Au premier plan, Roland nu (OR.), après avoir décapité un berger dont la tête barbue roule entre ses pieds, saisit le tronc par une jambe et s’en fait une massue (XXIV, 6). Les paysans et leurs bêtes fuient devant lui.
Au second plan, de gauche à droite, dans la maison d’un village déserté, Roland (OR.) se jette sur toutes les nourritures qu’il trouve (XXIV, 12) ; Roland (OR.) se bat au corps à corps avec un ours (XXIV, 13) [dont il dévorera la chair crue] ; Roland repousse le flot d’hommes venus l’assaillir (XXIV, 8-9) ; au-dessus à droite, déjà au 3e plan, Roland (OR.) arrive à un pont au bout duquel s’élève une tour (XXIV, 14) : c’est le mausolée d’Isabelle, gardé par Rodomont (voir chant XXIX).
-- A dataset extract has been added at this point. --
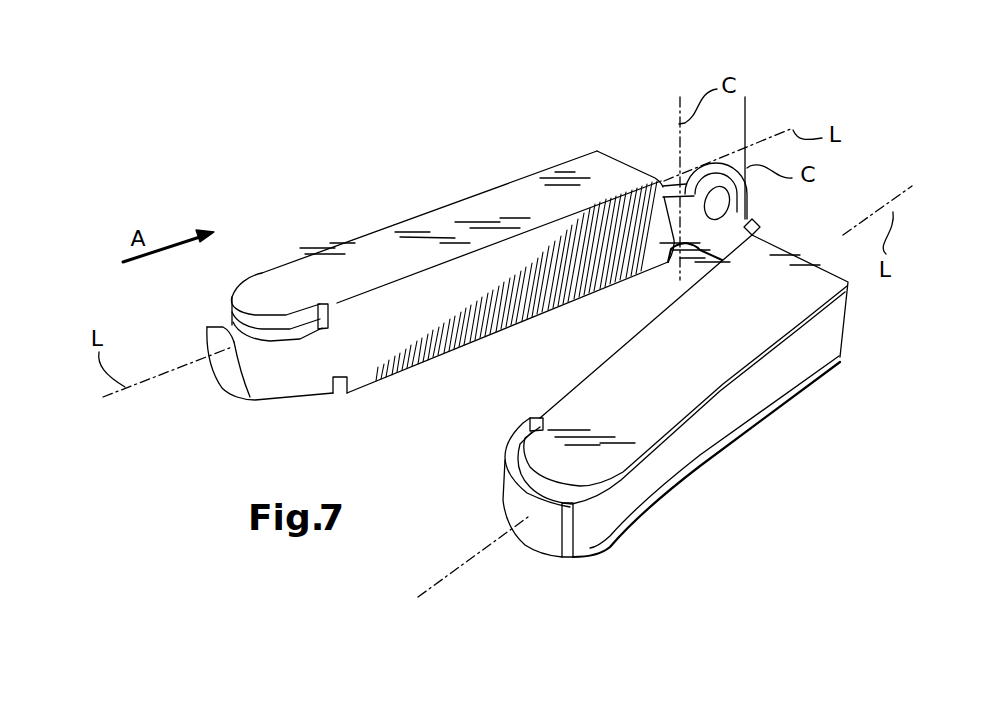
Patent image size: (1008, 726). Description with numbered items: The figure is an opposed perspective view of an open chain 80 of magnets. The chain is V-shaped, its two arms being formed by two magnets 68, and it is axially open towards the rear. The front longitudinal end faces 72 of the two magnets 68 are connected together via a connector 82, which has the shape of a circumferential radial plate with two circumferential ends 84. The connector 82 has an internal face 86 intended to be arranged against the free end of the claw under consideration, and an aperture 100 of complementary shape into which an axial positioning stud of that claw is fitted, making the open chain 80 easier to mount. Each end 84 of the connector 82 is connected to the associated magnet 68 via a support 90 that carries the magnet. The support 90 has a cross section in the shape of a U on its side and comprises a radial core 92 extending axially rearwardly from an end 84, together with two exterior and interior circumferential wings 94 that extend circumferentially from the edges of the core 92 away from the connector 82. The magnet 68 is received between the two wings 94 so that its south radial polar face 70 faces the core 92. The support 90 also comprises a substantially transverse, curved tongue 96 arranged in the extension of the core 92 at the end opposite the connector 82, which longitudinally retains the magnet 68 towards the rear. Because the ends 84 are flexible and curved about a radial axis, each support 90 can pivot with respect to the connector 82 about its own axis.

On arrive ici à la partie médiane de la gravure, qui correspond à une rupture narrative (XXIV, 14). Contrairement aux autres gravures de la série, cette rupture est moins nettement marquée dans la représentation de l’espace. La ligne de démarcation passe à gauche sur le toit de la chaumière, au centre, sur le tertre où Fleur-de-Lis est campée sur son cheval; à droite, sur le pont du mausolée d’Isabelle.
Ici commence le second territoire narratif, centré sur Zerbin, comme le premier était centré sur Roland : Zerbin voit arriver Odoric (ODO.), prisonnier sur son cheval, escorté par Corèbe et Almon (ALM, COR). Tous trois lui font allégeance, genou en terre (A., O., C.), tandis qu’Isabelle (ISA.) raconte à Zerbin (ZER) comment Odoric l’a trahie en la vendant à des brigands (XXIV, 17).
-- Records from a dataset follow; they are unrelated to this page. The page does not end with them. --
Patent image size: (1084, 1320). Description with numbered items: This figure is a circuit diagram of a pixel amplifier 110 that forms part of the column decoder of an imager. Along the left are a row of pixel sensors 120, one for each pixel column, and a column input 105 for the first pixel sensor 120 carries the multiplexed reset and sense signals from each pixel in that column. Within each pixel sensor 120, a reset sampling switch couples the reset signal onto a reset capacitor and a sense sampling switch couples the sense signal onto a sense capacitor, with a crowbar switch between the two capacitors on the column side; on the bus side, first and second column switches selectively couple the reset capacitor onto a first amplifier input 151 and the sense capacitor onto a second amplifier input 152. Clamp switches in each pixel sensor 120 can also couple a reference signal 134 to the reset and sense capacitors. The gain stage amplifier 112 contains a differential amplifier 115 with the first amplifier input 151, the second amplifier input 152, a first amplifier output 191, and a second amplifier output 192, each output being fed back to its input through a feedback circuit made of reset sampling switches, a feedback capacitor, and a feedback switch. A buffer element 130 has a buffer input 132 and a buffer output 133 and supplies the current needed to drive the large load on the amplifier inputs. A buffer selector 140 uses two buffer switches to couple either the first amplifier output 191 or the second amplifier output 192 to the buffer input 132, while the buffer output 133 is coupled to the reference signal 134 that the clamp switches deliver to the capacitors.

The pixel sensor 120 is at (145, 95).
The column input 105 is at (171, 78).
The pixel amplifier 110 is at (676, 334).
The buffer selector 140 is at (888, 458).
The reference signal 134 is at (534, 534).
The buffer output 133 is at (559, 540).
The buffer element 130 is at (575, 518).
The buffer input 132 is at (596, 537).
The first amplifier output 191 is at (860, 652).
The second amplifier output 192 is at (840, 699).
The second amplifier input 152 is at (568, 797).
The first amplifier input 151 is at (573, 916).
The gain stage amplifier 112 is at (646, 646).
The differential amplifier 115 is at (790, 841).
Au-dessus à gauche, la vieille Gabrine (GAB.) qui avait faussement accusé Zerbin de la mort de Pinabel au chant XXIII, arrive sur le palefroi de Pinabel, venu rejoindre malgré elle les autres chevaux (XXIV, 36) : le cheval fonce sur celui d’Almon (ALM.) qui fait un écart.
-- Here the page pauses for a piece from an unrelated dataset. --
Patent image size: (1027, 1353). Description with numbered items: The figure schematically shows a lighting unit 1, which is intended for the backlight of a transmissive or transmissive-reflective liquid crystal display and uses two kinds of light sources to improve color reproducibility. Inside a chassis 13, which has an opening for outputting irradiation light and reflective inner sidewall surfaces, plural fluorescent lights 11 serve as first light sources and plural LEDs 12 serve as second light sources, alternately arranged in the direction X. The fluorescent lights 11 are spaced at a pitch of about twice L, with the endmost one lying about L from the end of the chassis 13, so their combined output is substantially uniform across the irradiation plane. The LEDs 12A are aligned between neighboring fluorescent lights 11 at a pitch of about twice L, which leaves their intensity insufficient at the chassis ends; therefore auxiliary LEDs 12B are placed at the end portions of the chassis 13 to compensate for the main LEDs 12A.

Zerbin fait grâce à Odoric et à Gabrine, à condition que celui-ci servira cette vieille comme sa Dame (XXIV, 40). Il envoie Almon et Corèbe auprès de son armée pour donner des nouvelles de lui (à droite, COR. et ALM. à cheval face à une troupe de fantassins, et non les cavaliers qui assaillaient Médor au chant XIX comme le suggère Bigi).
Il faut maintenant remonter le long de la marge gauche de la gravure : Odoric (ODO.) pend à une branche d’arbre Gabrine (.VI. pour VE., la vecchia ?) puis Almon (AL.) pend Odoric (OD.) une branche au-dessus (XXIV, 45).
Une ligne sur le sol indique l’ouverture du troisième territoire narratif, centré sur les armes de Roland.
A gauche, Isabelle et Zerbin parviennent à l’endroit où Angélique et Médor avaient gravé leur nom : tout a été saccagé (XXIV, 48). De gauche à droite, Zerbin (ZER.) ramasse Durandal et Isabelle la cuirasse du comte (ISA., Zerbin dans le texte, Isabelle n’étant mentionnée qu’en XXIV, 53) . Au-dessus, ils retrouvent Bride-d’or, le cheval de Roland, également abandonné (XXIV, 49-50). Survient alors Fleur-de-Lis (F.D., à gauche de Bride-d’or et au-dessus de Zerbin ramassant Durandal), à la recherche de Brandimart, son amant.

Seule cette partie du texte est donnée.